Escalating retail prices for mahogany indicate that supplies of the

wood are growing increasingly tight, according to the report. Prices

are 25 percent higher today than a decade ago, it says.

 

Perhaps to avoid the financial costs and public pressure associated

with big-leafed mahogany, US companies boosted their imports of

mahogany from Africa from 4,100 cubic metres in 1991 to more than

20,000 cubic metres in 1998.

 

''The phenomenon of replacing increasingly costly or scarce American

mahogany with more competitive timber species raises valid questions

about whether, and to what degree, potentially heavier harvest of

substitute tree species will alter their biological status or role in

the ecosystem,'' says the 57-page report, Mahogany Matters.

 

Environmentalists have long warned that logging mahogany is a major

catalyst for increased deforestation. As loggers expand operations

into untouched forests and protected areas, road construction

facilitates settlement by farmers and conversion of forests for

ranching and agriculture, they say.

 

Some of the countries exporting mahogany have imposed logging

moratoria and improved national legislation to protect mahogany.

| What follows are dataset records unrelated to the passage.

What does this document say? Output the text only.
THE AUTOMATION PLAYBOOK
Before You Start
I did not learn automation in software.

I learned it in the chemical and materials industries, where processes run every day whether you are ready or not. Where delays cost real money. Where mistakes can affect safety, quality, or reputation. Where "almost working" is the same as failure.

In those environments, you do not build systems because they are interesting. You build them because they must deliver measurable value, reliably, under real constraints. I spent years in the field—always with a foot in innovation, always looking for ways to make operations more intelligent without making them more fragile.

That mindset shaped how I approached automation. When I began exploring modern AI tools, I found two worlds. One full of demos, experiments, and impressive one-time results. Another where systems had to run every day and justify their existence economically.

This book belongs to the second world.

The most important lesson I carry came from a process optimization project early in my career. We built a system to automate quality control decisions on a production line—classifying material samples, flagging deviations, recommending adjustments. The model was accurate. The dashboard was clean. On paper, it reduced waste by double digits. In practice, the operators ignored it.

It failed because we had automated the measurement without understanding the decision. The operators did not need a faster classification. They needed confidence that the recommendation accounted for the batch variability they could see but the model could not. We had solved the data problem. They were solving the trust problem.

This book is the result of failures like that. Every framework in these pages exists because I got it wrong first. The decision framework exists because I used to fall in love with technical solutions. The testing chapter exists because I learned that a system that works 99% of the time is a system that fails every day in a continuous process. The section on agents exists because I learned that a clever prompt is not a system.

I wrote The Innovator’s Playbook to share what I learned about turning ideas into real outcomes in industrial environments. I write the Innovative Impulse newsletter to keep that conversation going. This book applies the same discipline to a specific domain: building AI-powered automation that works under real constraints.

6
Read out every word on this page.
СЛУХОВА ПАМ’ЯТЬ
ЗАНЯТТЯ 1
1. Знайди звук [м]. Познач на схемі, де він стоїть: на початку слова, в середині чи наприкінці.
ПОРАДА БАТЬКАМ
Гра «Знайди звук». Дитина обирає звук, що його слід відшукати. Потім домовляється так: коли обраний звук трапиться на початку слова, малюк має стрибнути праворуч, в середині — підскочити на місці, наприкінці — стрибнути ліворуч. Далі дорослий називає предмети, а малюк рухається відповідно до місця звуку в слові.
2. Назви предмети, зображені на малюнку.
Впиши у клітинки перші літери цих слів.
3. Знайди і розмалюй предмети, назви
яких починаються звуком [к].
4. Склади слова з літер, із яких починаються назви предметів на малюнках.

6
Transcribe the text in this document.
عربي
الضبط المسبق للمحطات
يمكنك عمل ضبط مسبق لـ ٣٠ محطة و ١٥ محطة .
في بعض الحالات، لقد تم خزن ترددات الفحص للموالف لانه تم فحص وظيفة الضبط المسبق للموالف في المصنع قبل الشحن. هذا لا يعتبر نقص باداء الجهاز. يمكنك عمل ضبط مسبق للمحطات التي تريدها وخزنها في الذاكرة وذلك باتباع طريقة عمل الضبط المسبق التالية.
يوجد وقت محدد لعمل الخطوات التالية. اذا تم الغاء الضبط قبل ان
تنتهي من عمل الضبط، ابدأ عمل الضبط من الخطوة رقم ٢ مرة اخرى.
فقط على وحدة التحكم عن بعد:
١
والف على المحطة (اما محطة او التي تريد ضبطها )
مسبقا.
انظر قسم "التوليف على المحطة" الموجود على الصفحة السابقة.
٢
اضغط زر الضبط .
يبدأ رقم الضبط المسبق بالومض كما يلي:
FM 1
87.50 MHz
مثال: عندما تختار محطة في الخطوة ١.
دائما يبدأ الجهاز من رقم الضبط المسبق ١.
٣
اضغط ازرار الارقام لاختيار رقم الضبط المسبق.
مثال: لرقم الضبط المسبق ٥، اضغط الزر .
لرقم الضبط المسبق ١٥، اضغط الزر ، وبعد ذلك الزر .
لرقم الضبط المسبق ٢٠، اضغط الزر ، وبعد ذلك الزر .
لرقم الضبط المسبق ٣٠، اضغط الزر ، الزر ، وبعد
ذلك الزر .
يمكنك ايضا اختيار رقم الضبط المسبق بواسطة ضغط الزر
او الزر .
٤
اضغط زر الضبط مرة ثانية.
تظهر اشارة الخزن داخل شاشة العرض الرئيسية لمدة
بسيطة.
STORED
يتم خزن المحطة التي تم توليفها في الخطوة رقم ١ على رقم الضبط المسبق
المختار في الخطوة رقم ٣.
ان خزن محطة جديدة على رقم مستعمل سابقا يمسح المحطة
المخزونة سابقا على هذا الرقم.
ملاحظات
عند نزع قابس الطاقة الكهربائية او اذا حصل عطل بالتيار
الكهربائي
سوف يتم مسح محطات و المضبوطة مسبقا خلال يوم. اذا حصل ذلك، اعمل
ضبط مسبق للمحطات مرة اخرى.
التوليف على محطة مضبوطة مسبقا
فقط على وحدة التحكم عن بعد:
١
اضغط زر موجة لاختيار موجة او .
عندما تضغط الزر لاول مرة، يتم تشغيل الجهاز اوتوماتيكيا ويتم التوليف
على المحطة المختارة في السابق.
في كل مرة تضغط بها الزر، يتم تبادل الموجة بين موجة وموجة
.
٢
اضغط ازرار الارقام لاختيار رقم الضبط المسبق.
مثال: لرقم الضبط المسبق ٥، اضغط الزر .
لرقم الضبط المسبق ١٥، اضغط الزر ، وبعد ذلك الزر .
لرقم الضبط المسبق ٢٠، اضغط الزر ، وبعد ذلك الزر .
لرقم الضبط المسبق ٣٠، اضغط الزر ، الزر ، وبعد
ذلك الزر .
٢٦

There has been a drop in US imports from Bolivia since the government

implemented restrictions to reduce mahogany harvests.

 

This just shifted US imports of mahogany from Peru, which is boosting

its mahogany production by selling logging concessions to foreign

timber companies. From 1995, to 1998, US imports from Bolivia

decreased by 200 percent while imports into the United States from

Peru surged by nearly the same percentage, according to the report.

 

Robbins recommends that consumers in the United States support

conservation efforts by purchasing products that carry the Forest

Stewardship Council (FSC) trademark. The FSC certifies that the wood

comes from forests that are managed according to principles and

criteria endorsed by conservationists worldwide.

 

Currently, only two US companies (both based in California) are known

to import big-leafed mahogany derived from forests certified by

companies accredited by Mexico-based FSC.

 

But as concerns about conserving the rainforest increase, the number

of wholesalers, manufacturers, retailers and municipalities

purchasing, using or pledging to buy FSC-certified wood is increasing

in this country.

 

Echoing previous demands by environmental organisations, the report

also calls for governments worldwide to place mahogany on the list of

endangered species, under the Convention on International Trade in

Endangered Species of Wild Fauna and Flora (CITES).

 

So far, Bolivia, Brazil, Costa Rica, and Mexico have listed their

natural populations of big-leafed mahogany in a category of the

convention known as Appendix III, which has improved the regulation

and record keeping on trade in these nations, according to the

report.

 

The report calls on governments, especially those supplying the

mahogany, to move mahogany to the next level of CITES protection

under Appendix II. Under this listing, trade in mahogany would not be

banned, but it would provide a legal basis for exporting countries to

regulate exports in the interest of survival of the species.

 

If mahogany was listed on Appendix II it would also provide a

mechanism for importing countries to monitor imports, therefore

stemming illegal harvesting and trafficking.

 

''An Appendix II listing for mahogany would reassure overseas

consumers that the mahogany used in their furniture was exported in a

sustainable and legal manner,'' says the report.

 

Repeated attempts, however, to get the highly profitable wood listed

on Appendix II have failed.

 

TRAFFIC also urges the United States to impose or increase duties for

imports of mahogany. ''The US government could levy a nominal duty on

imports of mahogany from Latin American (nations that export

mahogany) and redirect funds derived from duties back to exporting

countries for mahogany conservation and management,'' it says.